As entidades da quimbanda demonstram não somente através de atos, mas também convocam àqueles que buscam seus ensinamentos a diluição das regras, ordens, leis, e a entrega total aos desejos que brotam no coração de forma misteriosa e intuitiva, ensinamentos estes que consideramos puramente gnósticos.
O fato das entidades da Quimbanda assumirem essa postura amoral e sem lei e se apresentarem como o lado marginal e caótico, não significa que devemos mergulhar em excessos e depravações, tomando atitudes irracionais. Em verdade, um indivíduo não preparado que se arrisca a viajar no mundo do “sem lei, proibido e ilegal”, está fadado a se afundar “no lado negro” dos vícios e do descontrole, e não poderá possuir a capacidade de compreender e transcender a tudo isto.

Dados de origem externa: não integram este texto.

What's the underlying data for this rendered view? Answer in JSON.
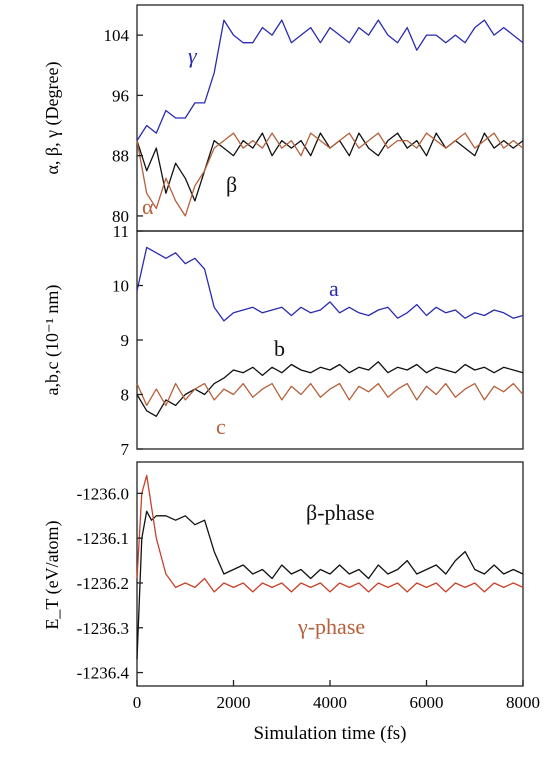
{
  "chart_data": [
    {
      "type": "line",
      "panel": "angles",
      "ylabel": "α, β, γ (Degree)",
      "ylim": [
        78,
        108
      ],
      "yticks": [
        80,
        88,
        96,
        104
      ],
      "xlim": [
        0,
        8000
      ],
      "x": [
        0,
        200,
        400,
        600,
        800,
        1000,
        1200,
        1400,
        1600,
        1800,
        2000,
        2200,
        2400,
        2600,
        2800,
        3000,
        3200,
        3400,
        3600,
        3800,
        4000,
        4200,
        4400,
        4600,
        4800,
        5000,
        5200,
        5400,
        5600,
        5800,
        6000,
        6200,
        6400,
        6600,
        6800,
        7000,
        7200,
        7400,
        7600,
        7800,
        8000
      ],
      "series": [
        {
          "name": "γ",
          "color": "#2b2bb0",
          "values": [
            90,
            92,
            91,
            94,
            93,
            93,
            95,
            95,
            99,
            106,
            104,
            103,
            103,
            105,
            104,
            106,
            103,
            104,
            105,
            103,
            105,
            104,
            103,
            105,
            104,
            106,
            104,
            103,
            105,
            102,
            104,
            104,
            103,
            104,
            103,
            105,
            106,
            104,
            105,
            104,
            103
          ]
        },
        {
          "name": "β",
          "color": "#111111",
          "values": [
            90,
            86,
            89,
            83,
            87,
            85,
            82,
            86,
            90,
            89,
            88,
            90,
            89,
            91,
            88,
            90,
            89,
            90,
            88,
            91,
            89,
            90,
            88,
            91,
            89,
            88,
            90,
            91,
            89,
            90,
            88,
            91,
            89,
            90,
            89,
            88,
            91,
            89,
            90,
            89,
            90
          ]
        },
        {
          "name": "α",
          "color": "#b5603a",
          "values": [
            90,
            83,
            81,
            85,
            82,
            80,
            84,
            86,
            89,
            90,
            91,
            89,
            90,
            89,
            91,
            89,
            90,
            88,
            91,
            90,
            89,
            90,
            91,
            89,
            90,
            91,
            89,
            90,
            90,
            89,
            91,
            90,
            89,
            90,
            91,
            89,
            90,
            91,
            89,
            90,
            89
          ]
        }
      ]
    },
    {
      "type": "line",
      "panel": "lattice",
      "ylabel": "a,b,c (10⁻¹ nm)",
      "ylim": [
        7,
        11
      ],
      "yticks": [
        7,
        8,
        9,
        10,
        11
      ],
      "xlim": [
        0,
        8000
      ],
      "x": [
        0,
        200,
        400,
        600,
        800,
        1000,
        1200,
        1400,
        1600,
        1800,
        2000,
        2200,
        2400,
        2600,
        2800,
        3000,
        3200,
        3400,
        3600,
        3800,
        4000,
        4200,
        4400,
        4600,
        4800,
        5000,
        5200,
        5400,
        5600,
        5800,
        6000,
        6200,
        6400,
        6600,
        6800,
        7000,
        7200,
        7400,
        7600,
        7800,
        8000
      ],
      "series": [
        {
          "name": "a",
          "color": "#2b2bb0",
          "values": [
            9.9,
            10.7,
            10.6,
            10.5,
            10.6,
            10.4,
            10.5,
            10.3,
            9.6,
            9.35,
            9.5,
            9.55,
            9.6,
            9.5,
            9.55,
            9.6,
            9.45,
            9.6,
            9.5,
            9.55,
            9.7,
            9.5,
            9.6,
            9.5,
            9.45,
            9.55,
            9.6,
            9.4,
            9.5,
            9.65,
            9.45,
            9.6,
            9.5,
            9.55,
            9.4,
            9.5,
            9.45,
            9.55,
            9.5,
            9.4,
            9.45
          ]
        },
        {
          "name": "b",
          "color": "#111111",
          "values": [
            8.0,
            7.7,
            7.6,
            7.9,
            7.8,
            8.0,
            8.1,
            8.0,
            8.2,
            8.3,
            8.45,
            8.4,
            8.5,
            8.35,
            8.5,
            8.4,
            8.55,
            8.45,
            8.4,
            8.5,
            8.45,
            8.55,
            8.4,
            8.5,
            8.45,
            8.6,
            8.4,
            8.5,
            8.45,
            8.55,
            8.4,
            8.5,
            8.45,
            8.4,
            8.55,
            8.45,
            8.5,
            8.4,
            8.5,
            8.45,
            8.4
          ]
        },
        {
          "name": "c",
          "color": "#b5603a",
          "values": [
            8.2,
            7.8,
            8.1,
            7.8,
            8.2,
            7.9,
            8.1,
            8.2,
            7.9,
            8.1,
            8.0,
            8.2,
            7.95,
            8.1,
            8.2,
            7.9,
            8.15,
            8.0,
            8.2,
            7.95,
            8.1,
            8.2,
            7.9,
            8.15,
            8.05,
            8.2,
            7.95,
            8.1,
            8.2,
            7.9,
            8.15,
            8.0,
            8.2,
            7.95,
            8.1,
            8.2,
            7.9,
            8.15,
            8.05,
            8.2,
            8.0
          ]
        }
      ]
    },
    {
      "type": "line",
      "panel": "energy",
      "ylabel": "E_T (eV/atom)",
      "ylim": [
        -1236.43,
        -1235.93
      ],
      "yticks": [
        -1236.0,
        -1236.1,
        -1236.2,
        -1236.3,
        -1236.4
      ],
      "ytick_labels": [
        "-1236.0",
        "-1236.1",
        "-1236.2",
        "-1236.3",
        "-1236.4"
      ],
      "xlim": [
        0,
        8000
      ],
      "xticks": [
        0,
        2000,
        4000,
        6000,
        8000
      ],
      "xlabel": "Simulation time (fs)",
      "x": [
        0,
        100,
        200,
        300,
        400,
        600,
        800,
        1000,
        1200,
        1400,
        1600,
        1800,
        2000,
        2200,
        2400,
        2600,
        2800,
        3000,
        3200,
        3400,
        3600,
        3800,
        4000,
        4200,
        4400,
        4600,
        4800,
        5000,
        5200,
        5400,
        5600,
        5800,
        6000,
        6200,
        6400,
        6600,
        6800,
        7000,
        7200,
        7400,
        7600,
        7800,
        8000
      ],
      "series": [
        {
          "name": "β-phase",
          "color": "#111111",
          "values": [
            -1236.37,
            -1236.1,
            -1236.04,
            -1236.06,
            -1236.05,
            -1236.05,
            -1236.06,
            -1236.05,
            -1236.07,
            -1236.06,
            -1236.13,
            -1236.18,
            -1236.17,
            -1236.16,
            -1236.18,
            -1236.17,
            -1236.19,
            -1236.16,
            -1236.18,
            -1236.17,
            -1236.19,
            -1236.17,
            -1236.18,
            -1236.16,
            -1236.18,
            -1236.17,
            -1236.19,
            -1236.16,
            -1236.18,
            -1236.17,
            -1236.15,
            -1236.18,
            -1236.17,
            -1236.16,
            -1236.18,
            -1236.15,
            -1236.13,
            -1236.17,
            -1236.18,
            -1236.16,
            -1236.18,
            -1236.17,
            -1236.18
          ]
        },
        {
          "name": "γ-phase",
          "color": "#c8412a",
          "values": [
            -1236.19,
            -1236.0,
            -1235.96,
            -1236.03,
            -1236.1,
            -1236.18,
            -1236.21,
            -1236.2,
            -1236.21,
            -1236.19,
            -1236.22,
            -1236.2,
            -1236.21,
            -1236.2,
            -1236.22,
            -1236.2,
            -1236.21,
            -1236.2,
            -1236.22,
            -1236.2,
            -1236.21,
            -1236.2,
            -1236.22,
            -1236.2,
            -1236.21,
            -1236.2,
            -1236.22,
            -1236.2,
            -1236.21,
            -1236.2,
            -1236.22,
            -1236.2,
            -1236.21,
            -1236.2,
            -1236.22,
            -1236.2,
            -1236.21,
            -1236.2,
            -1236.22,
            -1236.2,
            -1236.21,
            -1236.2,
            -1236.21
          ]
        }
      ]
    }
  ],
  "annotations": {
    "gamma": "γ",
    "beta": "β",
    "alpha": "α",
    "a": "a",
    "b": "b",
    "c": "c",
    "beta_phase": "β-phase",
    "gamma_phase": "γ-phase"
  }
}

Auto — conhecimento, auto — disciplina e auto — domínio são os princípios básicos para se obter gnose, e são adquiridos através de experiências pessoais. Através das experiências pessoais devemos fazer uma análise íntima e reflexiva de nós mesmos, e através dessa introspecção podemos evoluir e passamos cada vez mais a saber onde estamos pisando, onde queremos chegar e quais atitudes devemos tomar e consequentemente, de forma racional, passar por cima de todas as leis que estejam nos impedindo de alguma forma de atingir nossos objetivos e de evoluir.
Podemos citar ainda outros aspectos gnósticos na Quimbanda, por exemplo, podemos dizer que só há gnosticismo onde houver insolência, rebeldia, impaciência, imaginação, um humor ácido peculiar, sarcasmo, ou um mau humor, comportamentos estes típicos nas manifestações das entidades da Quimbanda.
Nestas manifestações, assim como nos ensinamentos gnósticos, são demonstrados que à obediência às leis morais, a prática da virtude, ou a “bondade” não são requisitos substitutivos para se chegar à plenitude do ser.
Acreditamos também que os Exus Catiços como espíritos divinizados, reforça a convicção da identidade divina do homem descrita no gnosticismo. Identidade esta que é alcançada através de um processo estritamente pessoal, um processo evolutivo, alquímico.
Tanto o gnosticismo quanto a Quimbanda também possuem carácteres iniciáticos e esotéricos, porque somente alguns poucos seres são capazes de receber este conhecimento e absorve-lo, e assim desafiar e ir de encontro às normas e as leis, não aceitando nenhuma limitação, a não ser aquelas que impõem neles mesmos.